Further, in the present invention, since the fusing wiring and the heating wiring are formed of the same material, the number of types of materials constituting the semiconductor device can be reduced, and both wirings can be manufactured by the same manufacturing technology. This is advantageous in reducing the price.
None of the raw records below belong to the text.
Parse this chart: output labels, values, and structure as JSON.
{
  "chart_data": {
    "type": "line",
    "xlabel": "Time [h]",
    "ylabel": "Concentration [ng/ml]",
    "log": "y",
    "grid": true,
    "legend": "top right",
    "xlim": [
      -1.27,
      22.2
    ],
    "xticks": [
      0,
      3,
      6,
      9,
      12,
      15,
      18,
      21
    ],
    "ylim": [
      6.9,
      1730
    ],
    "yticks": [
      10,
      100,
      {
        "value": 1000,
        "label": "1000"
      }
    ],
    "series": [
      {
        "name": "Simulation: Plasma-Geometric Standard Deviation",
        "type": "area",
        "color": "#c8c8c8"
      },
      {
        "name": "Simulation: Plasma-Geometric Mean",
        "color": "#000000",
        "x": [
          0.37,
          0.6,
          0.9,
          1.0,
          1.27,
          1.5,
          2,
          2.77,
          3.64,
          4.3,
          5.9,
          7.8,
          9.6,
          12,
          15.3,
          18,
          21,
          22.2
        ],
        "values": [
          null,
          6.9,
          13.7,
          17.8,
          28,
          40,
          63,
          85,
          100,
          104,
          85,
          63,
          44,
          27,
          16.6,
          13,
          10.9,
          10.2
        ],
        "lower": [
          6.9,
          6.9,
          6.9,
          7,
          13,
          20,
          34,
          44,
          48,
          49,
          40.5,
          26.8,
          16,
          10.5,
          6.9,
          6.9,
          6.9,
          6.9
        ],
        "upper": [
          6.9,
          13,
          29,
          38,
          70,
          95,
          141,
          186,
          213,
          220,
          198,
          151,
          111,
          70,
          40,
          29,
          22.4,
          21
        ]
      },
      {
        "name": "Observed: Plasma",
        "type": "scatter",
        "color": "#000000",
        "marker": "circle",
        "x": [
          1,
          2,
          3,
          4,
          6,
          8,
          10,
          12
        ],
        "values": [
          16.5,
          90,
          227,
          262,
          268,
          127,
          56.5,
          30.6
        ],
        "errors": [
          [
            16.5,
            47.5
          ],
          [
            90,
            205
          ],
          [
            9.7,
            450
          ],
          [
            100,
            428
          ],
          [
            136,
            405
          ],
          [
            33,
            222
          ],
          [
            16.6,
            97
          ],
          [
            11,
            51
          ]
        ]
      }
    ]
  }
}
[Brief description of the drawings]

FIG. 1 shows a first embodiment of the present invention. FIG. 1 (a) is a plan view, FIG. 1 (b) is a sectional view taken along line AA, and FIG. 2 is a second embodiment of the present invention. FIG. 3 is a plan view of a third embodiment of the present invention, FIG. 4 is a plan view showing a modification of the third embodiment, and FIG. 5 is a plan view of a conventional programmable element. DESCRIPTION OF SYMBOLS 1 ... Semiconductor substrate, 2 ... Insulating film, 3 ... Polycrystalline silicon film for heating, 4 ... Second insulating film, 5 ... Polycrystalline silicon film for fusing, 6 ... Third insulating film, 7, 8 ... Contact hole , 9,10
... aluminum wiring, 11 ... second heating polycrystalline silicon film, 12 ... contact hole, 13 ... aluminum wiring.

Claims (1)

(57) [Claims] 1. A semiconductor device in which a part of a wiring connected to a redundant circuit is constituted by a fusing wire, and a current is applied to the wiring to blow the fusing wire. A heating wire wider than the fusing wire is provided so as to intersect with the fusing wire, and a portion of the fusing wire is heated by energizing the heating wire. Semiconductor device.